The symphonic sounds of the city will reverberate in a celebration of the Capital’s music and music-makers this April in the inaugural ten day MusicTown festival. Tapping into our lyrical, musical and storytelling culture, this eclectic programme, brought to you by Dublin City Council, will host over 50 musical events for all ages and all tastes in a diverse, entertaining and compelling production inspired by the Capital’s musical heritage and vibrant music scene. Everything from Handel’s Messiah to Public Enemy’s Hank Shocklee and all the genres in between will feature in a packed programme that makes the music of Dublin accessible to all.
I can’t think of anything more condescending than the phrase “accessible to all.” Who wants to go to a gig with “accessible” music? Who wants to be a member of “all”? Things that are for everybody are, by necessity, of broad, simple appeal: to appeal to everybody in general, you can’t appeal to anybody in particular. The phrase “accessible to all” implies music that’s been watered down and made friendly and easy. That’s not what any festival-goer wants. The phrase’s inclusion is a blatant attempt to avoid scaring off “regular” listeners. Instead it scares off the people who would enjoy it most.
Accessible to all means interesting to none.
The festival programme itself is all over the place, but it has some pretty good stuff. The failure is one of marketing: the opening copy, full of bland adjectives, clichés, and pandering, shows that Dublin City Council hasn’t thought about who the audience might be. The music that’s being performed—whether it’s hip hop or contemporary classical—is highly specific to its audiences, and while it’s certainly true that those audiences could and should grow, that’s not likely to happen by drawing in a host of the half-interested.

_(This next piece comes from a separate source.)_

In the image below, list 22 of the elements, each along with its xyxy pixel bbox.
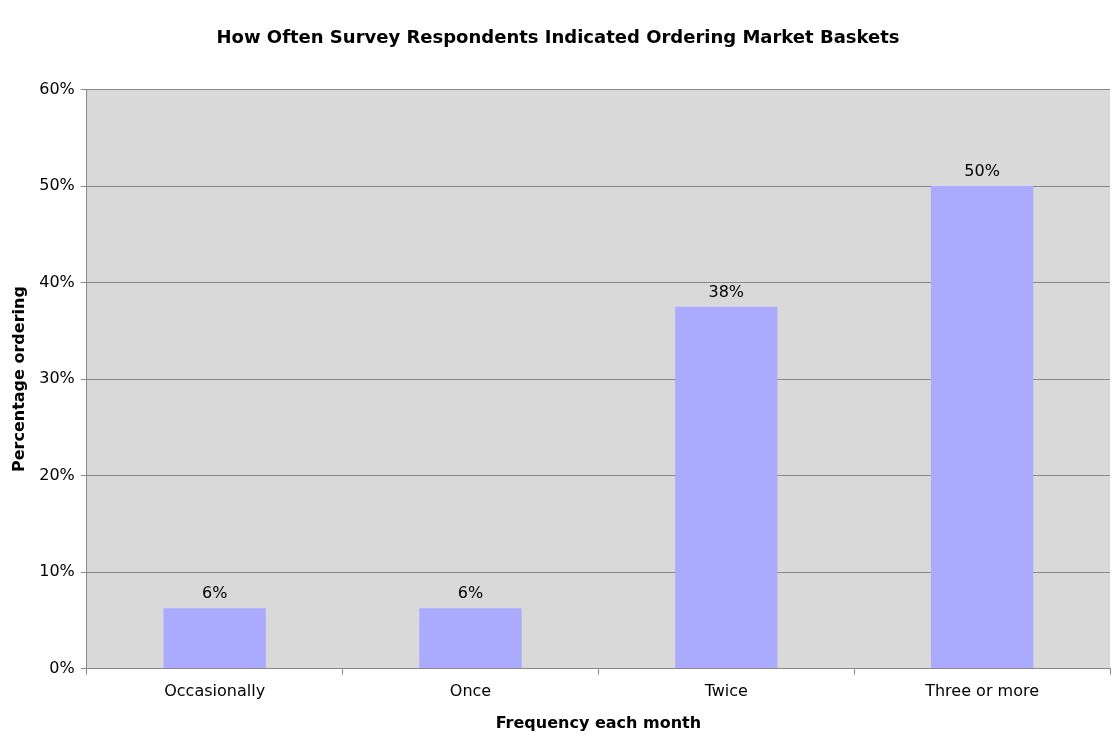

It’s sad that, when this festival is over, and the organisers wonder why it wasn’t that successful, they’ll decide that it was because people aren’t interested in contemporary music. And they’ll be wrong. Plenty of people are, but they want to be taken seriously. No matter how good the music, loyal fans won’t come if it looks bad.
A music festival that takes over Dublin for ten days is great news, but the marketing message needs to be “Come to the festival, because we have something for you,” not “We’ll make contemporary music simple enough for everybody.”